2. Trading post spam is good, but when you are getting 1000 gpt, replace some of them with mines.

3. When an AI says "There is no way to make that deal work", sometimes it means "I can't afford to pay you what it's worth". It may accept an offer that is worse for you.

4. Unlike Civ4, "What would make this deal work?" is a minimum - sometimes the AI will give you more than that.

5. Monty will buy Aluminium from you for 160-300 gp even though he's in the Renaissance and has no chance of using the aluminium before the deal expires.

6. 22 Strength is awfully high for a damn elephant.

7. Puppets will build harbours for you, eventually.

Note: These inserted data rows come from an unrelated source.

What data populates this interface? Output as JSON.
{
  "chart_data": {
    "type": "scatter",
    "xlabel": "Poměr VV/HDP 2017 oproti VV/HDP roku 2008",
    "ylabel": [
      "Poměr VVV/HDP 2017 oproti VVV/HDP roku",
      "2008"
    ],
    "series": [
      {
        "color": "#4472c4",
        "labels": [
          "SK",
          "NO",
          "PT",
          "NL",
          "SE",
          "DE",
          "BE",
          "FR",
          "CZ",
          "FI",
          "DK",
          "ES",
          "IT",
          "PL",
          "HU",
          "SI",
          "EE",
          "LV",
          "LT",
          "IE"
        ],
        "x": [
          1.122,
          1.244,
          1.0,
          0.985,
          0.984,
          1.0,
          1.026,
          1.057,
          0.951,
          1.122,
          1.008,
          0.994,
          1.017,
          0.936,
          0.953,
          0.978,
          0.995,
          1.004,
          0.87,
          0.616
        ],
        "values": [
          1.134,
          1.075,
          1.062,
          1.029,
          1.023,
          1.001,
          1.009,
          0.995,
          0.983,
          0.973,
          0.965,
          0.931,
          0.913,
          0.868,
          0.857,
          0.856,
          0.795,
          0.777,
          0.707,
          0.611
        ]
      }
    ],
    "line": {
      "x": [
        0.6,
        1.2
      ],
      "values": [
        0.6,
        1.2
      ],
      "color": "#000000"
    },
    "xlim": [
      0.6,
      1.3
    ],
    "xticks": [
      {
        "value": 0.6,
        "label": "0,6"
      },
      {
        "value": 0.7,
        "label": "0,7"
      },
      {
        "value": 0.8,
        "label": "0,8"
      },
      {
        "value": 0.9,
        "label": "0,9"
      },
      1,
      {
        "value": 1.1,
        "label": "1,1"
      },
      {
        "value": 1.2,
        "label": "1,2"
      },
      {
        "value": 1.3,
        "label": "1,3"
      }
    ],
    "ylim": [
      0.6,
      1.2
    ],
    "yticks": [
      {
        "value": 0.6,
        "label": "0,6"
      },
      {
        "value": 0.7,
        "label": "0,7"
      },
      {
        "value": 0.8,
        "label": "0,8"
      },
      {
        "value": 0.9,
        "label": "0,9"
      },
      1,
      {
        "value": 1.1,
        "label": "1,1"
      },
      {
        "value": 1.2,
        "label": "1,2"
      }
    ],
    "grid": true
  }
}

8. Cities acquired in a peace settlement can be puppeted or razed (wish I knew this earlier, would have accepted those fat peace deals with the AI - instead I conquered them down to one city, and avoided finishing them off for diplo reasons)​

P.S. Had one crash late in the game and had to reload - will upload tonight when I have access to my gaming PC.
 
I got all the way to the end with a cultural win, but when the Utopia completed and it went into the final stats I could not see how to do a final save at that point. If anyone knows how to go get that let me know and I'll post it. The last auto save I had was four turns before the end.

So this is unofficial without the file, but I finished with a Cultural win on turn 411 wirh 3476 HOF points. I made plenty of mistakes along the way. I won't post it here and bore everyone but I kept meticulous notes of the first 100 moves ... everything I did and why, what happened when, etc. Can share if there is any interest.

I did not raze any cities as was discussed as a possible exploit. I never had any conflict with City States (allied with all), and settled in place. I'll save further comments to see if I can get a file to post.